The installation at the Musée des Beaux Arts, November 2022.
Arctic Journeys
In September 2023, the Telus World of Science in Edmonton opened a new exhibition called Arctic Journeys. The exhibition has a scientific, rather than a cultural focus, but it includes a couple of things that might be interesting to see in the NIHC, including a fiberglass igloo that you could walk into and a simulation experience of dog sledding. Piita Irniq made an Inuksuit for the exhibition.
The NIHC Director of Planning tested the immersive experiences in the Arctic Journeys exhibition.
ᐊᖏᕐᕋᒧᑦ / Ruovttu Guvlui / Towards Home
The Canadian Centre for Architecture recently organized an exhibition about the concept of home for Indigenous people.
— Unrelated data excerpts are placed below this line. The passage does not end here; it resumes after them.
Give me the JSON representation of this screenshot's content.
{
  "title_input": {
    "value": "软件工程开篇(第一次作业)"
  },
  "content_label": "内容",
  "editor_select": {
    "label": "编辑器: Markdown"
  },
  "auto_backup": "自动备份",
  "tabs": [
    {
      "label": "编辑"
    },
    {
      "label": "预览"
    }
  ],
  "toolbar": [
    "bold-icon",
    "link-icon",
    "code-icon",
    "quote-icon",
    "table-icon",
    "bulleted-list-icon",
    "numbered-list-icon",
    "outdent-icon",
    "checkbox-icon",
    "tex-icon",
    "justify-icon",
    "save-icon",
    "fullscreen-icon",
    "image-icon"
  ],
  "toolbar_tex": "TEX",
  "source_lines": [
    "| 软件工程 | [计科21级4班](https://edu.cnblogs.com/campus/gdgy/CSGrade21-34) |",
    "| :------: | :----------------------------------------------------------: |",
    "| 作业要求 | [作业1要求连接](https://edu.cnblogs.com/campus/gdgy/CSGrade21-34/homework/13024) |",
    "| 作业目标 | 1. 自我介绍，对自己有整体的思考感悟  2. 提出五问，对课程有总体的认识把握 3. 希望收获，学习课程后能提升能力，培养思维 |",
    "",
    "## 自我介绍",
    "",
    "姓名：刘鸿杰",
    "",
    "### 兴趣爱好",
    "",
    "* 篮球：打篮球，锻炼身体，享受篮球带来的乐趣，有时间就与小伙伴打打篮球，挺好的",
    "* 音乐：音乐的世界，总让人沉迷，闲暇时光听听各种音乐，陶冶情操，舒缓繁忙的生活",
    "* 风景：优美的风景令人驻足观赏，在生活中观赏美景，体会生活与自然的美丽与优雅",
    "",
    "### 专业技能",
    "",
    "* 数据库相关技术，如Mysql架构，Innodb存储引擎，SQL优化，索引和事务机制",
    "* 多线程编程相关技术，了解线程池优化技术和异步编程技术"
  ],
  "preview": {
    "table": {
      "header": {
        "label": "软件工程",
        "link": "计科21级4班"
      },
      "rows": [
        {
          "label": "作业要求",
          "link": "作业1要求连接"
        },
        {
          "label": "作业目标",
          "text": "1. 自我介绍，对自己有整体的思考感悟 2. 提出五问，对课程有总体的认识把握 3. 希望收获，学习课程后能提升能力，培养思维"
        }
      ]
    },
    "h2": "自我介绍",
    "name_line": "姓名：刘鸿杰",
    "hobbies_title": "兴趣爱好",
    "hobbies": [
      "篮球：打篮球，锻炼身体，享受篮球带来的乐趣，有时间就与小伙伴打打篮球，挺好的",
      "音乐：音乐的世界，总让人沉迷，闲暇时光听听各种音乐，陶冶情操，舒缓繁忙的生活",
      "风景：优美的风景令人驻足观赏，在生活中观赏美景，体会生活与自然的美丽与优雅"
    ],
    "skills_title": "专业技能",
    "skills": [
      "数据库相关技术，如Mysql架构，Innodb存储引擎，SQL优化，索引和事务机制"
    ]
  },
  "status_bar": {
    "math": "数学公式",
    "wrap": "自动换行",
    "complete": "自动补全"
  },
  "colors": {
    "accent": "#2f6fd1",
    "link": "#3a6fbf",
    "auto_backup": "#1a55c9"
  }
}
The exhibition, which closed at the end of February 2023, was a collaborative curatorial project that included the work of NIHC juror Nicole Luke and a video installation Inissaliortut / Making Room, by Inuit artists Laakkuluk Williamson Bathory and Tagralik Partridge. The exhibition explored Inuit, First Nations, Métis, and Sámi concepts of home, land and architecture and challenged colonial prescriptions.
Installation of Towards Home at the CCA, January 2023.